Slowly rising to power over the course of sporadically released albums and years of touring, Sharon Jones & the Dap-Kings grew into one of the most rock-solid conglomerates of classic soul revivalism, making it look easy as they turned in increasingly exciting albums. With a fifth album of new studio material, Give the People What They Want, Jones and company are in top form, delivering a collection of classic Northern soul, deep funk groovers, and heartstring-tugging balladry. Tracks like "Now I See" and the burning album opener "Retreat!" slink along with a creeping shuffle reminiscent of the more cracked Supremes hits, while the greasy tremolo guitar and handclap-heavy beat of "Long Time, Wrong Time" call on a more swampy Southern soul influence. Jones' voice is the true star of the show, as usual, soaring and coasting with complete command and never sacrificing any character or nuance for the sake of sounding more like any of her '60s reference points. While Give the People What They Want is somewhat brief by 2014 standards, clocking in at just over half an hour, if it had been released in 1966, it would be regarded as a picture of soul perfection. Jones and her band manage to touch on everything from early-'60s horn-heavy dance-craze soul sounds to the slightly psychedelic flutter of the sublime lazy Sunday ballad "Making Up and Breaking Up (And Making Up and Breaking Up Over Again)." These ten songs sound almost designed to be played on repeat, and keep with the always colorful and ecstatically fun sound audiences have come to expect from one of the best acts going in retrofitted classic soul. ~ Fred Thomas
Rolling Stone - 3.5 stars out of 5 -- "'Making Up and Breaking Up' is all echo-chamber slow groove and girl-group backing vocals, sublime in period accuracy and in-the-moment passion..."

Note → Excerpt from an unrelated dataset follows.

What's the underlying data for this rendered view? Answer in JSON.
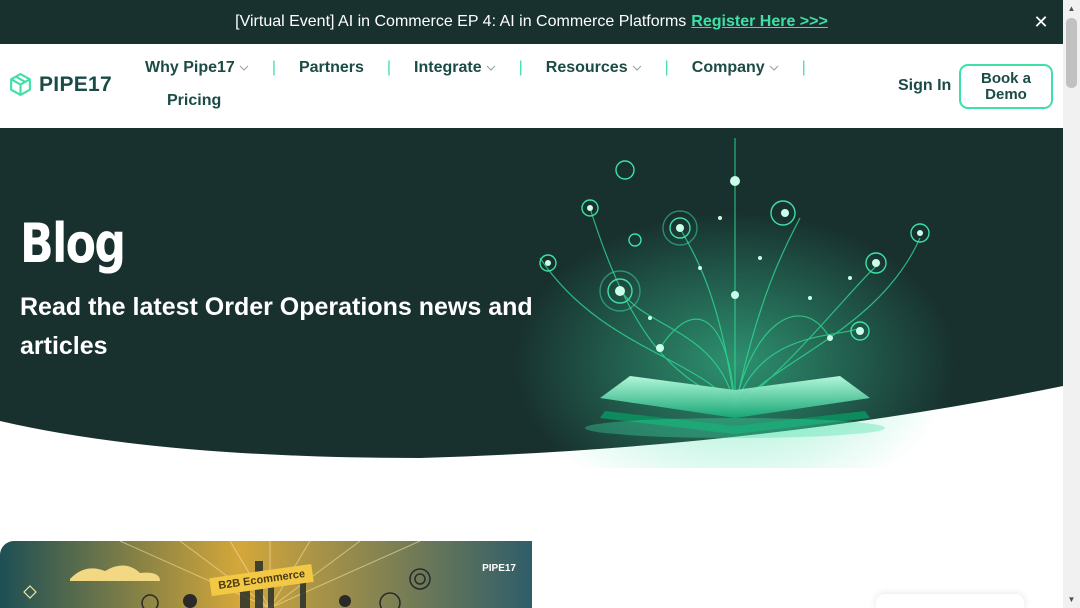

CMJ - "GIVE THE PEOPLE WHAT THEY WANT carries a confident subtlety and uncalculated breeziness that makes it easy to fully immerse yourself in it."
Mojo (Publisher) (p.90) - 4 stars out of 5 -- "[With] Jones showing a real soul-pop touch to offset her better-known on-stage Tina Turner roar."
Paste (magazine) - "[I]t's Jones' powerful, perfectly vibrato-laden voice that creates just the right of emotion for every break-up, hook-up, fed up and uplifting track on the barely 30-minute record."